E2, a research to activate the brain.
Based on the E1 results, the researchers hypothesized that tDCS on the LOTC would improve the mental manipulation of body part imagery. Healthy 40 subjects underwent the above-mentioned experiment. In this experiment, mental manipulation task of body part imagery, simple choice task, and working memory task (a kind of memory) were evaluated. During the tasks, tDCS on the LOTC was in fact applied, the true stimulation, while the same operation without applying the direct current stimulation, the fake stimulation, was performed as a control. The results indicated that the persons who underwent tDCS, the true stimulation, showed better mental manipulation task of body part imagery by 6.7% than those persons with the fake stimulation (Figure 3). tDCS had neither good nor bad effects on simple choice task and on working memory task.

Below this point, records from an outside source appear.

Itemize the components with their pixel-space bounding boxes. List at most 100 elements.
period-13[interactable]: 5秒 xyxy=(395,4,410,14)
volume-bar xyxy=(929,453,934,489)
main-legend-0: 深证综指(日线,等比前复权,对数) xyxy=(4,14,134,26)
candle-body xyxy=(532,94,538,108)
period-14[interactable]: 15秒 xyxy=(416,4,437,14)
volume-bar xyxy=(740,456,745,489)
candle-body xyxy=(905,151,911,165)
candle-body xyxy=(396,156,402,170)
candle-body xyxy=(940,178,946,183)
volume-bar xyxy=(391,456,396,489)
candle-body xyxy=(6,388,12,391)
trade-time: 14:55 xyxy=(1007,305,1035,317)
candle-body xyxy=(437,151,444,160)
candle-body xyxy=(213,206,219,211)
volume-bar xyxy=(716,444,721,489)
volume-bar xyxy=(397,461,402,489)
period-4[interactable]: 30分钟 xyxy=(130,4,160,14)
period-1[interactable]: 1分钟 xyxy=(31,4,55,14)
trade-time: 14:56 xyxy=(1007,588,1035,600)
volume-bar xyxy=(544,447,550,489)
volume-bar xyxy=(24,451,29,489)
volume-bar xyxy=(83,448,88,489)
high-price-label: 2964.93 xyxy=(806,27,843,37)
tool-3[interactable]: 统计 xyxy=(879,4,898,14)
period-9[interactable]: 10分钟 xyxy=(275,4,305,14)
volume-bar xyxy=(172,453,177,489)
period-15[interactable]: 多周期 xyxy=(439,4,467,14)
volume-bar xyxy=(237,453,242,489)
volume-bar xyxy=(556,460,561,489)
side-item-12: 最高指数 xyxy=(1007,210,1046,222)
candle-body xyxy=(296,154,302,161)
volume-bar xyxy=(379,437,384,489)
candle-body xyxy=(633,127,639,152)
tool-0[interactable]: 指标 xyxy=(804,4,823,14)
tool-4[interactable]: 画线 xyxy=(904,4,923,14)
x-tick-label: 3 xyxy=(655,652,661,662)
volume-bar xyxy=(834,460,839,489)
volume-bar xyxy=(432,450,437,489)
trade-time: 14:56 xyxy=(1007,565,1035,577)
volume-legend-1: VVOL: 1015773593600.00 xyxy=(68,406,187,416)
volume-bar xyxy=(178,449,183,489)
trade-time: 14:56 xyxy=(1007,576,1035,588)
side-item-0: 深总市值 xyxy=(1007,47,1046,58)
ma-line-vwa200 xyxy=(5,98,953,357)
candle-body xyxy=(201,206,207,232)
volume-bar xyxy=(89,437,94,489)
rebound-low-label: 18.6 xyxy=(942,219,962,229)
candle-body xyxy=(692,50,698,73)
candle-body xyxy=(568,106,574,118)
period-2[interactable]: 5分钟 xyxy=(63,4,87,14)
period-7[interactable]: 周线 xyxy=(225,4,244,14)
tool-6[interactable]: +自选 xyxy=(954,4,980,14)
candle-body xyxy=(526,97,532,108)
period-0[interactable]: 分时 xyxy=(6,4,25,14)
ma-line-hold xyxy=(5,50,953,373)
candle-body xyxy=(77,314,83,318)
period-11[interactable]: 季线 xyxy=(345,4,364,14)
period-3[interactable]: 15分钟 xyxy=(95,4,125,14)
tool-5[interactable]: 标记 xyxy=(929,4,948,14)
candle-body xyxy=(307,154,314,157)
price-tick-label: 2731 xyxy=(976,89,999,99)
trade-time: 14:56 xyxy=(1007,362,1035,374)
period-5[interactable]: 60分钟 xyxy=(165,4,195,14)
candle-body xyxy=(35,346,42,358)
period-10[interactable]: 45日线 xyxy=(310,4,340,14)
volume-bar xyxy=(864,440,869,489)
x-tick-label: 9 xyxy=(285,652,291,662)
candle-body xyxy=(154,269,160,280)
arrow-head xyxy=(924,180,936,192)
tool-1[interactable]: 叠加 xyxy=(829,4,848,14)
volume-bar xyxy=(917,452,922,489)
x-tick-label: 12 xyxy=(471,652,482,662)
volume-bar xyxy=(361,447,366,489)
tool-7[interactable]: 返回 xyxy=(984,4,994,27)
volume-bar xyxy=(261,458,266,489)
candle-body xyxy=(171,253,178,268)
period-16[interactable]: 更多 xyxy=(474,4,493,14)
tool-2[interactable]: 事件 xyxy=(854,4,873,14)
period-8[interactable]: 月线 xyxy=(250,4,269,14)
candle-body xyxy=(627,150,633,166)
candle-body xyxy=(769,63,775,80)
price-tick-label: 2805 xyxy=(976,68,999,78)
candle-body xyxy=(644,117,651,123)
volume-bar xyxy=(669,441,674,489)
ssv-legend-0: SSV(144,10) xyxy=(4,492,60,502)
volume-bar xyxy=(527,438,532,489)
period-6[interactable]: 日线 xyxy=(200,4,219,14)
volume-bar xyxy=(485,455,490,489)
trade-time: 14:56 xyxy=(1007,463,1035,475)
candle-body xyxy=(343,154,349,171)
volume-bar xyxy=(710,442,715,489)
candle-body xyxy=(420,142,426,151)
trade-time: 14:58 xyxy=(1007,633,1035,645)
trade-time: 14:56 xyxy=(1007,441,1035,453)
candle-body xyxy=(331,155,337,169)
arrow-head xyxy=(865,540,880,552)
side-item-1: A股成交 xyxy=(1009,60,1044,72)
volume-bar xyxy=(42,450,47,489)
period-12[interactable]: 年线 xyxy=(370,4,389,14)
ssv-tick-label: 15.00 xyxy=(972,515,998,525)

So far, it has been anticipated that application of tDCS on the motor area of the cerebral cortex would improve the effects of rehabilitation of those with apoplexy. The current study has demonstrated for the first time the improvement of mental manipulation of body part imagery, an important ability in exercise learning, by stimulating the LOTC, which is involved in information processing of visual space of the body. It should be mentioned that the E2 results were obtained with healthy adults and that the improvement was just 6.7%, not a big number. Nevertheless, application of the current study may lead to amelioration of cognitive ability through improvement of mental manipulation of body part imagery, and eventually to better quality of life with more vitality, for example, through quicker recovery of those on rehabilitation.